Clovis Oncology announced that the FDA approved Rubraca (rucaparib) tablets for the treatment of adult patients with a deleterious BRCA mutation (germline and/or somatic)-associated metastatic castration-resistant prostate cancer (mCRPC) who have been treated with androgen receptor-directed therapy and a taxane-based chemotherapy. The FDA approved this indication under accelerated approval based on objective response rate (ORR) and duration of response (DOR) data from the multi-center, single arm TRITON2 clinical trial. Continued approval for this indication may be contingent upon verification and description of clinical benefit in confirmatory trials. The TRITON3 clinical trial is expected to serve as the confirmatory study for the Rubraca accelerated approval in mCRPC.
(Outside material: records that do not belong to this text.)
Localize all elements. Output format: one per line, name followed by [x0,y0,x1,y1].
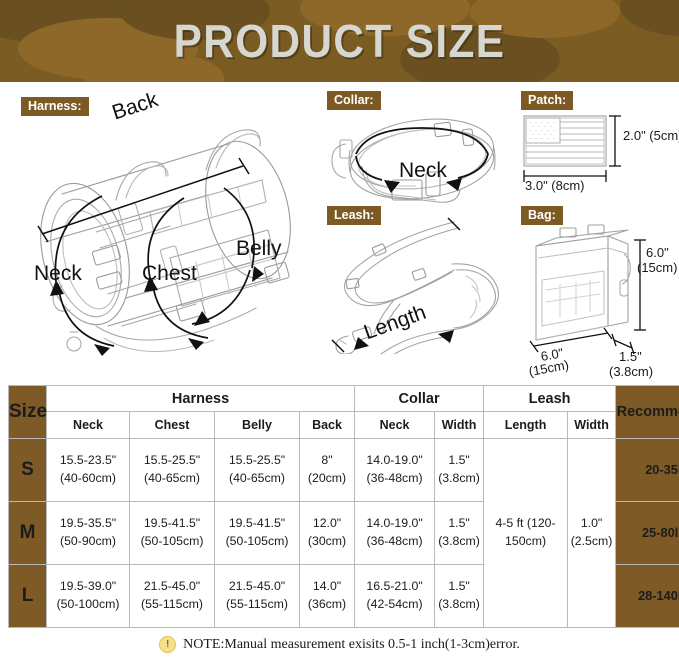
value-inches: 14.0" [313,579,341,593]
value-cm: (50-105cm) [215,533,299,551]
value-inches: 19.5-41.5" [229,516,285,530]
collar-section-tag: Collar: [327,91,381,110]
table-subheader-harness-belly: Belly [215,412,300,439]
table-group-collar: Collar [355,386,484,412]
value-cm: (2.5cm) [571,534,613,548]
value-inches: 15.5-25.5" [144,453,200,467]
product-size-infographic: PRODUCT SIZE [0,0,679,664]
table-row: S 15.5-23.5" (40-60cm) 15.5-25.5" (40-65… [9,439,679,502]
illustration-area: Harness: Back Neck Chest Belly [0,82,679,378]
cell-recommended-weight: 28-140lb (13-64kg) [616,565,679,628]
cell-recommended-weight: 25-80lb (11-36kg) [616,502,679,565]
table-group-recommended-weight: Recommended weight [616,386,679,439]
value-lb: 25-80lb [642,525,679,540]
bag-height-dimension-line2: (15cm) [637,261,677,276]
leash-section-tag: Leash: [327,206,381,225]
value-inches: 14.0-19.0" [366,516,422,530]
cell-collar-width: 1.5" (3.8cm) [435,439,484,502]
table-subheader-leash-width: Width [568,412,616,439]
row-size-label: L [9,565,47,628]
value-inches: 19.5-41.5" [144,516,200,530]
cell-harness-chest: 19.5-41.5" (50-105cm) [130,502,215,565]
cell-collar-neck: 16.5-21.0" (42-54cm) [355,565,435,628]
value-cm: (20cm) [300,470,354,488]
table-subheader-collar-neck: Neck [355,412,435,439]
cell-harness-neck: 19.5-35.5" (50-90cm) [47,502,130,565]
value-cm: (50-105cm) [130,533,214,551]
patch-illustration [520,110,675,188]
value-cm: (50-90cm) [47,533,129,551]
harness-neck-label: Neck [34,262,82,286]
value-inches: 21.5-45.0" [144,579,200,593]
value-inches: 1.5" [448,579,469,593]
cell-collar-width: 1.5" (3.8cm) [435,502,484,565]
value-cm: (55-115cm) [215,596,299,614]
row-size-label: S [9,439,47,502]
cell-leash-length: 4-5 ft (120-150cm) [484,439,568,628]
value-lb: 20-35lb [645,462,679,477]
table-subheader-harness-chest: Chest [130,412,215,439]
value-cm: (36-48cm) [355,533,434,551]
row-size-label: M [9,502,47,565]
table-subheader-harness-back: Back [300,412,355,439]
value-cm: (36-48cm) [355,470,434,488]
cell-harness-back: 8" (20cm) [300,439,355,502]
header-banner: PRODUCT SIZE [0,0,679,82]
warning-icon: ! [159,636,176,653]
size-table-wrapper: Size Harness Collar Leash Recommended we… [8,385,671,628]
cell-harness-belly: 19.5-41.5" (50-105cm) [215,502,300,565]
table-subheader-collar-width: Width [435,412,484,439]
value-cm: (55-115cm) [130,596,214,614]
value-cm: (30cm) [300,533,354,551]
patch-section-tag: Patch: [521,91,573,110]
cell-harness-chest: 21.5-45.0" (55-115cm) [130,565,215,628]
value-inches: 21.5-45.0" [229,579,285,593]
cell-collar-neck: 14.0-19.0" (36-48cm) [355,439,435,502]
value-cm: (50-100cm) [47,596,129,614]
value-cm: (3.8cm) [435,596,483,614]
cell-collar-width: 1.5" (3.8cm) [435,565,484,628]
harness-illustration [0,82,330,378]
value-inches: 1.5" [448,453,469,467]
table-subheader-leash-length: Length [484,412,568,439]
bag-height-dimension-line1: 6.0" [646,246,669,261]
value-cm: (42-54cm) [355,596,434,614]
size-table: Size Harness Collar Leash Recommended we… [8,385,679,628]
table-header-size: Size [9,386,47,439]
cell-recommended-weight: 20-35lb (9-16kg) [616,439,679,502]
harness-belly-label: Belly [236,237,282,261]
value-inches: 19.5-35.5" [60,516,116,530]
table-subheader-harness-neck: Neck [47,412,130,439]
page-title: PRODUCT SIZE [27,0,652,82]
value-cm: (3.8cm) [435,470,483,488]
bag-illustration [520,218,678,368]
value-cm: (40-65cm) [215,470,299,488]
value-inches: 1.0" [581,516,602,530]
table-subheader-row: Neck Chest Belly Back Neck Width Length … [9,412,679,439]
measurement-note: ! NOTE:Manual measurement exisits 0.5-1 … [0,636,679,653]
cell-harness-neck: 19.5-39.0" (50-100cm) [47,565,130,628]
patch-width-dimension: 3.0" (8cm) [525,179,585,194]
cell-harness-belly: 21.5-45.0" (55-115cm) [215,565,300,628]
cell-harness-back: 14.0" (36cm) [300,565,355,628]
harness-section-tag: Harness: [21,97,89,116]
value-inches: 12.0" [313,516,341,530]
patch-height-dimension: 2.0" (5cm) [623,129,679,144]
value-inches: 15.5-23.5" [60,453,116,467]
value-inches: 16.5-21.0" [366,579,422,593]
value-cm: (3.8cm) [435,533,483,551]
bag-section-tag: Bag: [521,206,563,225]
value-inches: 1.5" [448,516,469,530]
bag-depth-dimension-line1: 1.5" [619,350,642,365]
value-lb: 28-140lb [638,588,679,603]
cell-leash-width: 1.0" (2.5cm) [568,439,616,628]
cell-collar-neck: 14.0-19.0" (36-48cm) [355,502,435,565]
harness-chest-label: Chest [142,262,197,286]
value-inches: 19.5-39.0" [60,579,116,593]
table-group-leash: Leash [484,386,616,412]
leash-illustration [326,214,516,354]
note-text: NOTE:Manual measurement exisits 0.5-1 in… [183,637,520,653]
value-cm: (40-60cm) [47,470,129,488]
table-group-header-row: Size Harness Collar Leash Recommended we… [9,386,679,412]
collar-illustration [326,104,516,212]
value-cm: (36cm) [300,596,354,614]
cell-harness-back: 12.0" (30cm) [300,502,355,565]
bag-depth-dimension-line2: (3.8cm) [609,365,653,380]
collar-neck-label: Neck [399,159,447,183]
table-group-harness: Harness [47,386,355,412]
cell-harness-neck: 15.5-23.5" (40-60cm) [47,439,130,502]
value-cm: (40-65cm) [130,470,214,488]
value-inches: 15.5-25.5" [229,453,285,467]
value-inches: 8" [321,453,332,467]
cell-harness-chest: 15.5-25.5" (40-65cm) [130,439,215,502]
value-feet: 4-5 ft [495,516,523,530]
cell-harness-belly: 15.5-25.5" (40-65cm) [215,439,300,502]
value-inches: 14.0-19.0" [366,453,422,467]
The FDA approval for this third indication for Rubraca is based on efficacy data from patients with mCRPC and a deleterious BRCA mutation (germline and/or somatic) enrolled in the multi-center, single arm TRITON2 (NCT02952534) clinical trial. The major efficacy outcomes are confirmed ORR and DOR by modified RECIST version 1.1/PCWG3 criteria assessed by blinded independent radiologic review (IRR). Confirmed prostate-specific antigen (PSA) response rate is an additional prespecified endpoint.
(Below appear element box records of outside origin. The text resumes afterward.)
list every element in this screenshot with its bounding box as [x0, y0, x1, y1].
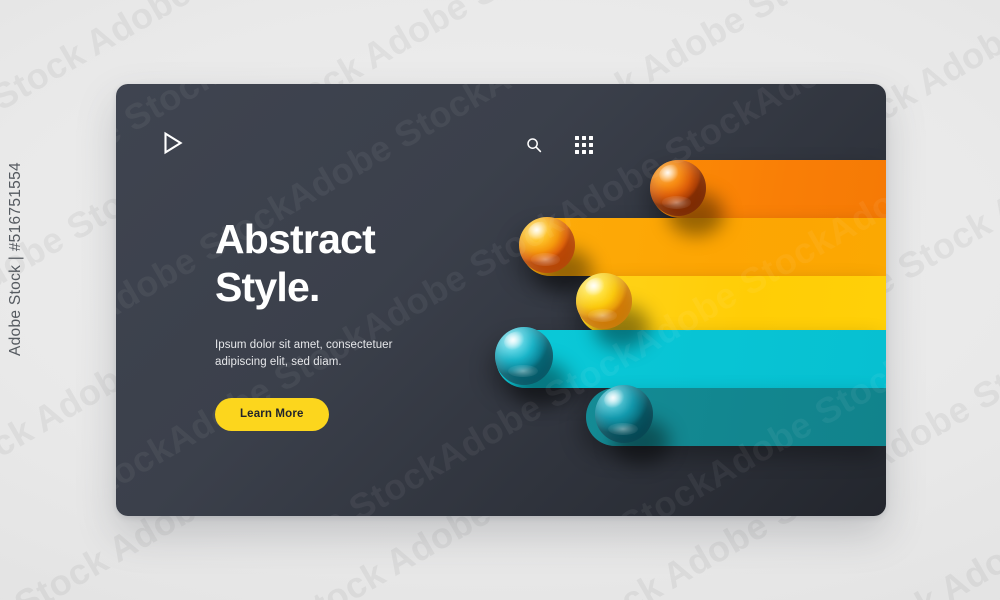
search-button[interactable]: [523, 134, 545, 156]
watermark-text: Adobe Stock: [234, 443, 450, 516]
watermark-text: Adobe Stock: [699, 348, 886, 497]
watermark-text: Adobe Stock: [355, 0, 571, 78]
page-title: Abstract Style.: [215, 215, 515, 312]
watermark-text: Adobe Stock: [504, 460, 720, 516]
watermark-text: Adobe Stock: [632, 0, 848, 91]
watermark-text: Adobe Stock: [453, 565, 669, 600]
sphere-yellow: [576, 273, 632, 329]
grid-menu-icon: [575, 136, 593, 154]
watermark-text: Adobe Stock: [116, 426, 180, 516]
bar-cyan: [496, 330, 886, 388]
card-header: [116, 84, 886, 160]
card-nav: [523, 134, 595, 156]
watermark-text: Adobe Stock: [932, 462, 1000, 600]
hero-subtitle: Ipsum dolor sit amet, consectetuer adipi…: [215, 337, 515, 371]
watermark-text: Adobe Stock: [0, 539, 115, 600]
bar-orange: [521, 218, 886, 276]
play-triangle-icon[interactable]: [160, 130, 186, 156]
sphere-shadow: [537, 249, 593, 293]
watermark-text: Adobe Stock: [176, 552, 392, 600]
search-icon: [526, 137, 542, 153]
grid-menu-button[interactable]: [573, 134, 595, 156]
watermark-text: Adobe Stock: [0, 409, 40, 558]
bar-teal: [586, 388, 886, 446]
sphere-orange: [519, 217, 575, 273]
sphere-shadow: [512, 361, 570, 407]
bar-orange-dark: [651, 160, 886, 218]
watermark-text: Adobe Stock: [78, 0, 294, 65]
watermark-text: Adobe Stock: [910, 0, 1000, 105]
hero-copy: Abstract Style. Ipsum dolor sit amet, co…: [215, 215, 515, 431]
sphere-teal: [595, 385, 653, 443]
bar-yellow: [578, 276, 886, 334]
hero-card: Adobe Stock Adobe Stock Adobe Stock Adob…: [116, 84, 886, 516]
sphere-shadow: [612, 419, 670, 465]
watermark-text: Adobe Stock: [774, 477, 886, 516]
learn-more-button[interactable]: Learn More: [215, 398, 329, 431]
sphere-shadow: [594, 305, 650, 349]
watermark-text: Adobe Stock: [624, 218, 840, 367]
sphere-shadow: [668, 192, 724, 236]
watermark-text: Adobe Stock: [985, 85, 1000, 234]
page-background: Adobe Stock Adobe Stock Adobe Stock Adob…: [0, 0, 1000, 600]
watermark-text: Adobe Stock: [730, 578, 946, 600]
watermark-text: Adobe Stock: [0, 32, 93, 181]
sphere-orange-dark: [650, 160, 706, 216]
stock-credit-label: Adobe Stock | #516751554: [7, 162, 25, 356]
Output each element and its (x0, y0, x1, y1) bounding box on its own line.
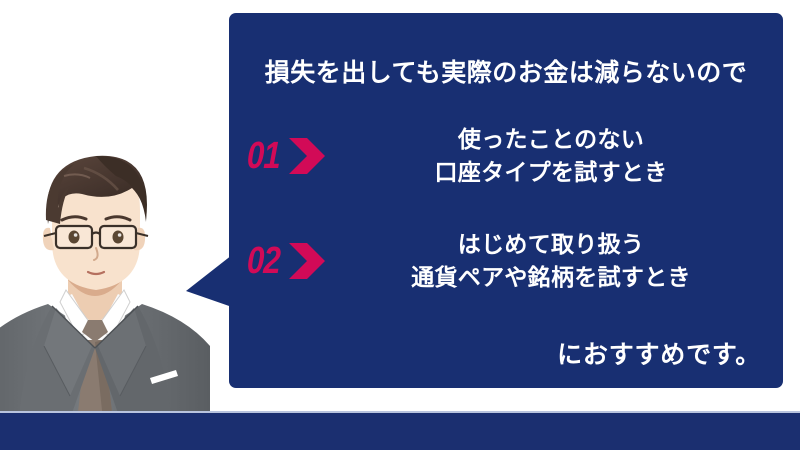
item-text-01: 使ったことのない 口座タイプを試すとき (343, 123, 793, 188)
chevron-right-icon (289, 136, 325, 176)
headline-text: 損失を出しても実際のお金は減らないので (229, 58, 783, 88)
item-text-02: はじめて取り扱う 通貨ペアや銘柄を試すとき (343, 228, 793, 293)
item-badge-02: 02 (239, 241, 343, 281)
businessman-illustration (0, 150, 210, 430)
slide-canvas: 損失を出しても実際のお金は減らないので 01 使ったことのない 口座タイプを試す… (0, 0, 800, 450)
chevron-right-icon (289, 241, 325, 281)
closing-text: におすすめです。 (557, 335, 761, 371)
item-text-line: 口座タイプを試すとき (343, 156, 759, 189)
item-badge-01: 01 (239, 136, 343, 176)
item-number-label: 01 (246, 137, 280, 175)
item-text-line: 通貨ペアや銘柄を試すとき (343, 261, 759, 294)
card-content: 損失を出しても実際のお金は減らないので 01 使ったことのない 口座タイプを試す… (229, 13, 783, 388)
item-text-line: はじめて取り扱う (343, 228, 759, 261)
list-item: 01 使ったことのない 口座タイプを試すとき (239, 123, 793, 188)
item-number-label: 02 (246, 242, 280, 280)
list-item: 02 はじめて取り扱う 通貨ペアや銘柄を試すとき (239, 228, 793, 293)
bottom-bar (0, 413, 800, 450)
item-text-line: 使ったことのない (343, 123, 759, 156)
speech-bubble-card: 損失を出しても実際のお金は減らないので 01 使ったことのない 口座タイプを試す… (229, 13, 783, 388)
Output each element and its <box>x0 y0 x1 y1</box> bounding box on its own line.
The safety evaluation of Rubraca 600 mg twice daily as monotherapy treatment is based on an analysis of 209 patients with HRD-positive mCRPC from the multi-center, single arm TRITON2 clinical study, including 115 with BRCA-mutated mCRPC. The most common adverse reactions (greater than or equal to 20% of patients; CTCAE Grade 1-4) occurring in the BRCA mutant population (n=115) were asthenia/fatigue, nausea, anemia, ALT/AST increased, decreased appetite, constipation, rash, thrombocytopenia, vomiting, and diarrhea. The most common laboratory abnormalities (greater than or equal to 35% of patients; CTCAE Grade 1-4) were increase in ALT, decrease in leukocytes, decrease in phosphate, decrease in absolute neutrophil count, decrease in hemoglobin, increase in alkaline phosphatase, increase in creatinine, increase in triglycerides, decrease in lymphocytes, decrease in platelets, and decrease in sodium.